Oui, tant dans l’attribution de récompenses que pour aller dans des territoires difficiles souvent affectés par la guerre. Je pense gagner moins que mes homologues hommes. Par ailleurs, dans les dernières années, si on considère la partie documentaire de la photographie, on constate une tendance à commander surtout aux hommes. Il y a quand même des signaux positifs, j’ai vu des belles collaborations de Nadia Shira Cohen avec the International New York Times, toutefois en moyenne les hommes sont plus demandés. Au fil des années, j’ai remarqué une espèce de surprise envers ma présence dans des zones de combats ou d’après-combats. Cet étonnement me gênait. D’un point de vue pratique, en travaillant dans ces lieux, je n’ai jamais eu des problèmes, peu importe si je me trouvais dans les Pays Arabes, en Afrique ou en Europe. Ce que je crains puisse être un problème c’est ma maternité, je ne sais pas encore quelles conséquences cela aura sur mon travail. Il y a encore du chemin à faire avant d’atteindre une égalité parfaite qui nous permette de ne plus percevoir comme un problème le fait d’être à la fois mère et artiste ou tout simplement auto-entrepreneuse. On verra… je viens de devenir mère !

 

Rayuela, #30, 2013

 

Combien la technique est-elle importante dans ton travail ? Quels sont les critères qui te poussent à choisir le numérique ou l’analogique, entre la couleur ou le noir et blanc ?

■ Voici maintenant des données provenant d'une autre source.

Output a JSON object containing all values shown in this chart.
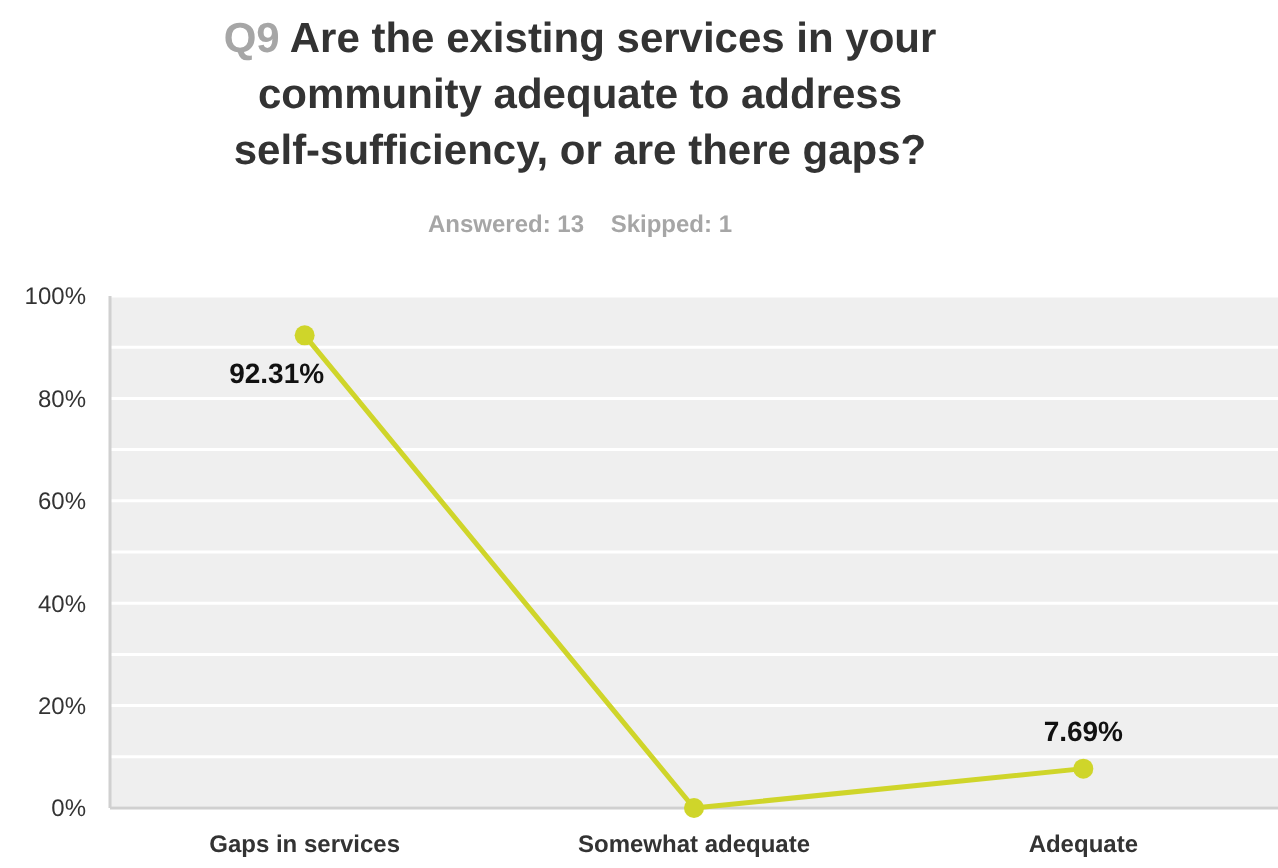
{
  "chart_data": {
    "type": "line",
    "title": "Q9 Are the existing services in your community adequate to address self-sufficiency, or are there gaps?",
    "subtitle": "Answered: 13    Skipped: 1",
    "categories": [
      "Gaps in services",
      "Somewhat adequate",
      "Adequate"
    ],
    "series": [
      {
        "color": "#cfd52a",
        "values": [
          92.31,
          0,
          7.69
        ],
        "value_labels": [
          "92.31%",
          null,
          "7.69%"
        ]
      }
    ],
    "ylim": [
      0,
      100
    ],
    "yticks": [
      {
        "value": 0,
        "label": "0%"
      },
      {
        "value": 10,
        "label": null
      },
      {
        "value": 20,
        "label": "20%"
      },
      {
        "value": 30,
        "label": null
      },
      {
        "value": 40,
        "label": "40%"
      },
      {
        "value": 50,
        "label": null
      },
      {
        "value": 60,
        "label": "60%"
      },
      {
        "value": 70,
        "label": null
      },
      {
        "value": 80,
        "label": "80%"
      },
      {
        "value": 90,
        "label": null
      },
      {
        "value": 100,
        "label": "100%"
      }
    ],
    "grid": "y",
    "marker": "circle",
    "line_style": "solid"
  }
}
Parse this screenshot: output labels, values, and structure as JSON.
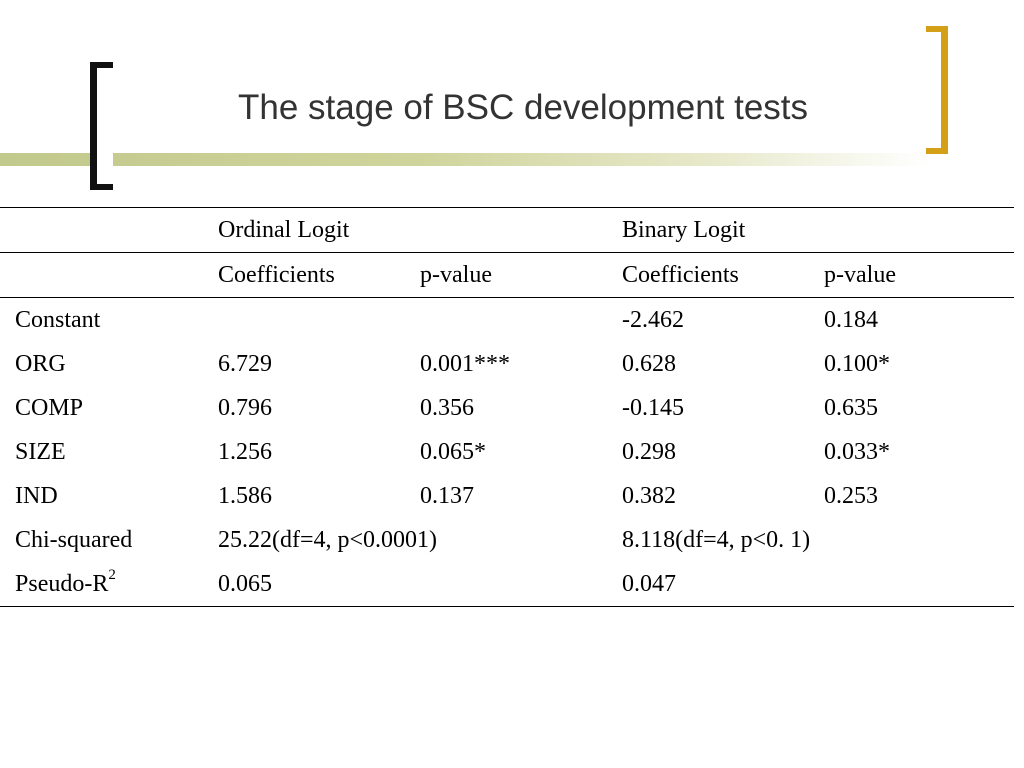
{
  "slide": {
    "title": "The stage of BSC development tests"
  },
  "table": {
    "header_row1": [
      "",
      "Ordinal Logit",
      "",
      "Binary Logit",
      ""
    ],
    "header_row2": [
      "",
      "Coefficients",
      "p-value",
      "Coefficients",
      "p-value"
    ],
    "rows": [
      {
        "label": "Constant",
        "ord_coef": "",
        "ord_p": "",
        "bin_coef": "-2.462",
        "bin_p": "0.184"
      },
      {
        "label": "ORG",
        "ord_coef": "6.729",
        "ord_p": "0.001***",
        "bin_coef": "0.628",
        "bin_p": "0.100*"
      },
      {
        "label": "COMP",
        "ord_coef": "0.796",
        "ord_p": "0.356",
        "bin_coef": "-0.145",
        "bin_p": "0.635"
      },
      {
        "label": "SIZE",
        "ord_coef": "1.256",
        "ord_p": "0.065*",
        "bin_coef": "0.298",
        "bin_p": "0.033*"
      },
      {
        "label": "IND",
        "ord_coef": "1.586",
        "ord_p": "0.137",
        "bin_coef": "0.382",
        "bin_p": "0.253"
      }
    ],
    "chi_squared": {
      "label": "Chi-squared",
      "ordinal": "25.22(df=4, p<0.0001)",
      "binary": "8.118(df=4, p<0. 1)"
    },
    "pseudo_r2": {
      "label": "Pseudo-R",
      "superscript": "2",
      "ordinal": "0.065",
      "binary": "0.047"
    }
  }
}
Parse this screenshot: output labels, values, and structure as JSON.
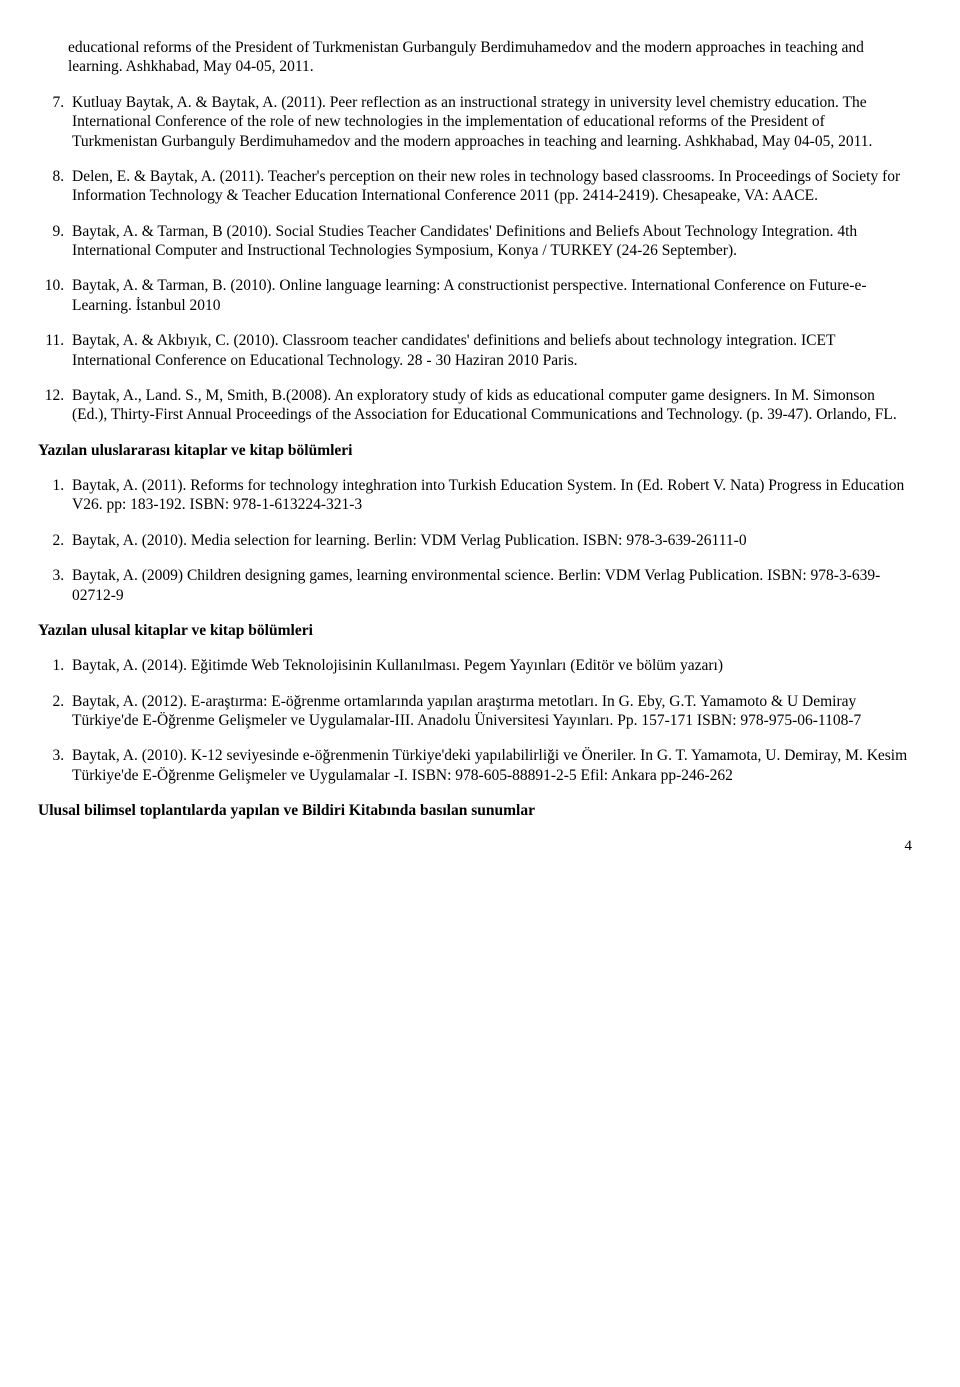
{
  "continued_entry": "educational reforms of the President of Turkmenistan Gurbanguly Berdimuhamedov and the modern approaches in teaching and learning. Ashkhabad, May 04-05, 2011.",
  "section1_refs": [
    "Kutluay Baytak, A. & Baytak, A. (2011). Peer reflection as an instructional strategy in university level chemistry education. The International Conference of the role of new technologies in the implementation of educational reforms of the President of Turkmenistan Gurbanguly Berdimuhamedov and the modern approaches in teaching and learning. Ashkhabad, May 04-05, 2011.",
    "Delen, E. & Baytak, A. (2011). Teacher's perception on their new roles in technology based classrooms. In Proceedings of Society for Information Technology & Teacher Education International Conference 2011 (pp. 2414-2419). Chesapeake, VA: AACE.",
    "Baytak, A. & Tarman, B (2010). Social Studies Teacher Candidates' Definitions and Beliefs About Technology Integration. 4th International Computer and Instructional Technologies Symposium, Konya / TURKEY (24-26 September).",
    "Baytak, A. & Tarman, B. (2010). Online language learning: A constructionist perspective. International Conference on Future-e-Learning. İstanbul 2010",
    "Baytak, A. & Akbıyık, C. (2010). Classroom teacher candidates' definitions and beliefs about technology integration. ICET International Conference on Educational Technology. 28 - 30 Haziran 2010 Paris.",
    "Baytak, A., Land. S., M, Smith, B.(2008). An exploratory study of kids as educational computer game designers. In M. Simonson (Ed.), Thirty-First Annual Proceedings of the Association for Educational Communications and Technology. (p. 39-47). Orlando, FL."
  ],
  "section2_heading": "Yazılan uluslararası kitaplar ve kitap bölümleri",
  "section2_refs": [
    "Baytak, A. (2011). Reforms for technology integhration into Turkish Education System. In (Ed. Robert V. Nata) Progress in Education V26. pp: 183-192. ISBN: 978-1-613224-321-3",
    "Baytak, A. (2010). Media selection for learning. Berlin: VDM Verlag Publication. ISBN: 978-3-639-26111-0",
    "Baytak, A. (2009) Children designing games, learning environmental science. Berlin: VDM Verlag Publication. ISBN: 978-3-639-02712-9"
  ],
  "section3_heading": "Yazılan ulusal kitaplar ve kitap bölümleri",
  "section3_refs": [
    "Baytak, A. (2014). Eğitimde Web Teknolojisinin Kullanılması. Pegem Yayınları (Editör ve bölüm yazarı)",
    "Baytak, A. (2012). E-araştırma: E-öğrenme ortamlarında yapılan araştırma metotları. In G. Eby, G.T. Yamamoto & U Demiray Türkiye'de E-Öğrenme Gelişmeler ve Uygulamalar-III. Anadolu Üniversitesi Yayınları. Pp. 157-171 ISBN: 978-975-06-1108-7",
    "Baytak, A. (2010). K-12 seviyesinde e-öğrenmenin Türkiye'deki yapılabilirliği ve Öneriler. In G. T. Yamamota, U. Demiray, M. Kesim Türkiye'de E-Öğrenme Gelişmeler ve Uygulamalar -I. ISBN: 978-605-88891-2-5 Efil: Ankara pp-246-262"
  ],
  "section4_heading": "Ulusal bilimsel toplantılarda yapılan ve Bildiri Kitabında basılan sunumlar",
  "page_number": "4",
  "list_starts": {
    "section1": 7,
    "section2": 1,
    "section3": 1
  }
}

Le plus souvent cela dépend d’une question de simplicité ou de possibilité. Je voyage avec tout ce que j’arrive à porter, en sachant que le bagage doit être réduit, donc je préfère utiliser l’appareil numérique, qui demande moins d’équipement. Au contraire, quand je travaille sur mes projets personnels, pour lesquels j’ai plus de temps, je peux utiliser des appareils à format moyen et le trépied. J’aime bien utiliser le format analogique, surtout en noir et blanc. Pour le reste, j’utilise le numérique.

 

Projets en cours et pour l’avenir ?

Hormis mon projet sur les autoportraits qui continue et qui commence à prendre des formes différentes – la maternité est peut-être en train d’influencer la vision que j’ai de moi-même, j’ai écrit un projet de photographie participée pour une campagne contre la violence sur les femmes.  Il s’agira d’une exposition itinérante en collaboration avec Action Aid pour raconter nos expériences de violence sur plusieurs niveaux et plusieurs échelles de gravité. En effet, notre seuil de perception de la violence est très élevé, il y a des harcèlements quotidiens (qui ont commencés à être dénoncés grâce aussi au hashtag « me too ») qu’on a tendance à passer sous silence et a considérer comme normaux, mais qui, en vrai, sont de véritables vexations historiquement et socialement acceptées. Ce projet sera collectif et participatif.